Aujourd’hui, les prétendues étrennes des premiers jours de la pandémie, lesquelles ne servaient en fait qu’à engraisser les rouages de la mise en valeur et de la circulation du capital, ont cédé la place aux coupes austéritaires.
En France, le budget Barnier, sans doute reconduit par Bayrou, prévoit 45 milliards d’euros retranchés des services publics. Au Québec, on ne parle pas de coupes, mais de « compressions » d’au moins deux milliards de dollars en santé et en éducation. L’euphémisme est d’autant plus risible qu’on le justifie par une simple coupure dans la lourdeur bureaucratique.
Pour garder les mains propres, le gouvernement impose un assainissement des finances de la part des municipalités et des sociétés de transports alors que celles-ci doivent assumer plus de responsabilités avec moins de moyens…
Pendant ce temps, des milliards pleuvent sur les monopoles privés qui, une fois leurs profits empochés, liquident, bradent et mettent à pied lorsque ce n’est pas les trois en même temps comme chez Lion Électrique. Ensuite, on nous sert de chimériques discours invoquant la responsabilité des travailleurs dans la crise de la dette et ses dérivées.
Que la CAQ verse dans les politiques anti-populaires n’étonne personne. Par contre, il est on ne peut plus risible d’entendre le PQ et le Parti libéral pousser des cris d’orfraie, de même qu’entendre Québec solidaire grimper aux rideaux devant ce « retour » de l’austérité. Pour les premiers, il s’agit d’une perfidie politicienne, les deux partis s’étant partagé les rôles pour imposer austérité, néolibéralisme et faire du Québec un pronaos du temple dollar états-unien.
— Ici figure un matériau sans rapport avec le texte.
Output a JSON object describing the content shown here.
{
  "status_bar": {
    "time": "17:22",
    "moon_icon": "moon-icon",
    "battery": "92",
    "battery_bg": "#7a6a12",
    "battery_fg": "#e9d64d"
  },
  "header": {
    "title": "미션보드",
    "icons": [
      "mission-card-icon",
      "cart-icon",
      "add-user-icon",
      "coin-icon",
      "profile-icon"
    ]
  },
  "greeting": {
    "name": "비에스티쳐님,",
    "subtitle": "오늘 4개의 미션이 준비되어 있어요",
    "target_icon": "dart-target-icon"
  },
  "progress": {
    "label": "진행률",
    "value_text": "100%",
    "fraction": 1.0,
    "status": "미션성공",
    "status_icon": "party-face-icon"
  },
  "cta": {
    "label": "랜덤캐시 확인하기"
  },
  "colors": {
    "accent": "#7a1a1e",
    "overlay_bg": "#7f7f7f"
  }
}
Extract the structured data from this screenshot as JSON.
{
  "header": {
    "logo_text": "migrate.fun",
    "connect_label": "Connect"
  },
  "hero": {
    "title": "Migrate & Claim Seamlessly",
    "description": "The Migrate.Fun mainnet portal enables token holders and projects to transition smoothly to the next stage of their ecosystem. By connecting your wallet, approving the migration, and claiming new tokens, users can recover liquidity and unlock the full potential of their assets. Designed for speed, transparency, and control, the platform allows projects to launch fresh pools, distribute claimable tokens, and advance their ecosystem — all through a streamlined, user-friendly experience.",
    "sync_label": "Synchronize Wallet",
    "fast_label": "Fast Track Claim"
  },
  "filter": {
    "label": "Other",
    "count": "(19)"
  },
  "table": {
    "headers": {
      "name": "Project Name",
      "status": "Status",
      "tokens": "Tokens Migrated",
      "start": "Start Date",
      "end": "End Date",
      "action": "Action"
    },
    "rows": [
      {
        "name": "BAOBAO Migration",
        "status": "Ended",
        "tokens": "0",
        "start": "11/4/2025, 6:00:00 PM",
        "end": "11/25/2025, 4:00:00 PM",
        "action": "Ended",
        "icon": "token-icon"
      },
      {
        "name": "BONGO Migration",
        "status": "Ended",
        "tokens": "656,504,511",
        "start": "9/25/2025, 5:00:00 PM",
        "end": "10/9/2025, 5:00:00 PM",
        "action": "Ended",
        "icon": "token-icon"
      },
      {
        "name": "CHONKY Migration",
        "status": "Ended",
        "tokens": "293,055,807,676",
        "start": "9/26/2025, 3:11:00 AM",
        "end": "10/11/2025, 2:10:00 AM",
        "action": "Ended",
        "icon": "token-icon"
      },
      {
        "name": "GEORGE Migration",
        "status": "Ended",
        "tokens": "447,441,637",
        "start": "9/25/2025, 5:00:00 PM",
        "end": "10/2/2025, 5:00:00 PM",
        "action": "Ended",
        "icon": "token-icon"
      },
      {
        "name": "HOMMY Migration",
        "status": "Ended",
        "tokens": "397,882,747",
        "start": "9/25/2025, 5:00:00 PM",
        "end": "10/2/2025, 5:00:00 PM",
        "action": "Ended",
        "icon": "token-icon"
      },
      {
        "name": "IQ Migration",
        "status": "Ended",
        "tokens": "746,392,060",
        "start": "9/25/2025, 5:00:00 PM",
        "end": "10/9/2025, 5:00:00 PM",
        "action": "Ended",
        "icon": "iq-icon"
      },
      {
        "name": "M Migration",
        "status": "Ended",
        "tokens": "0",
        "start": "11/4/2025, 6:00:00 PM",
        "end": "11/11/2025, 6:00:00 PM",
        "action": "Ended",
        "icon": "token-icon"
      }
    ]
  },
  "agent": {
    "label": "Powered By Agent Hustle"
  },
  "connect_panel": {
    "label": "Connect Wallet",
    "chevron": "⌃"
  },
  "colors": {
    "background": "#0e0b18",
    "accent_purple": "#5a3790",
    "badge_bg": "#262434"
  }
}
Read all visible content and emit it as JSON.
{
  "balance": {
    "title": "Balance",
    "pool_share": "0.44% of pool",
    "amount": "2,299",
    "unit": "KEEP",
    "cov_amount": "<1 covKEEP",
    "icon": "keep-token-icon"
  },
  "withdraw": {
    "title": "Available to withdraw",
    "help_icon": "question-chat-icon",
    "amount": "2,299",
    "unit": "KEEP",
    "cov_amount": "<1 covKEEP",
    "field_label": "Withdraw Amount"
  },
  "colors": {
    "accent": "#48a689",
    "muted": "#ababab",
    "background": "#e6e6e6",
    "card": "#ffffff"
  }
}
Quant à Québec solidaire, « trop peu, trop tard » est le seul commentaire qui vaille. En effet, l’austérité ne se résume pas aux coupes directes ou indirectes. Elle implique également le sous-investissement dans les services et infrastructures publics, la mise en compétition du secteur public au profit du privé hautement subventionné, etc.
Ainsi, l’austérité n’a jamais disparu. Les crimes de la classe dirigeante sont sans doute différés, mais ils n’en sont pas moins macabres. Le capitalisme tue continuellement, littéralement.
En 2025, l’heure n’est pas à la résignation, mais à l’action, à la lutte intensifiée de la classe ouvrière contre ses exploiteurs. Dans un contexte où Trump fait son retour à la Maison Blanche et où sa cinquième colonne dirigée par Poilièvre semble en bonne posture pour succéder à Trudeau, il ne s’agit plus de résister. L’heure est à l’offensive.
Or, cette offensive ne peut qu’être politique : la classe dirigeante l’a compris et s’organise. À nous d’en faire de même et briser cette minerve paralysante des mouvements démocratiques, syndical et populaires qui les confine dans une posture de lobbying devant le capitalisme monopoliste d’État. À nous de nous unir et trouver le courage et l’audace, encore l’audace et toujours l’audace de nous détacher des forces politiques partisanes des grandes entreprises et de leur pouvoir pour triompher de nos exploiteurs parasitaires, barbares et meurtriers.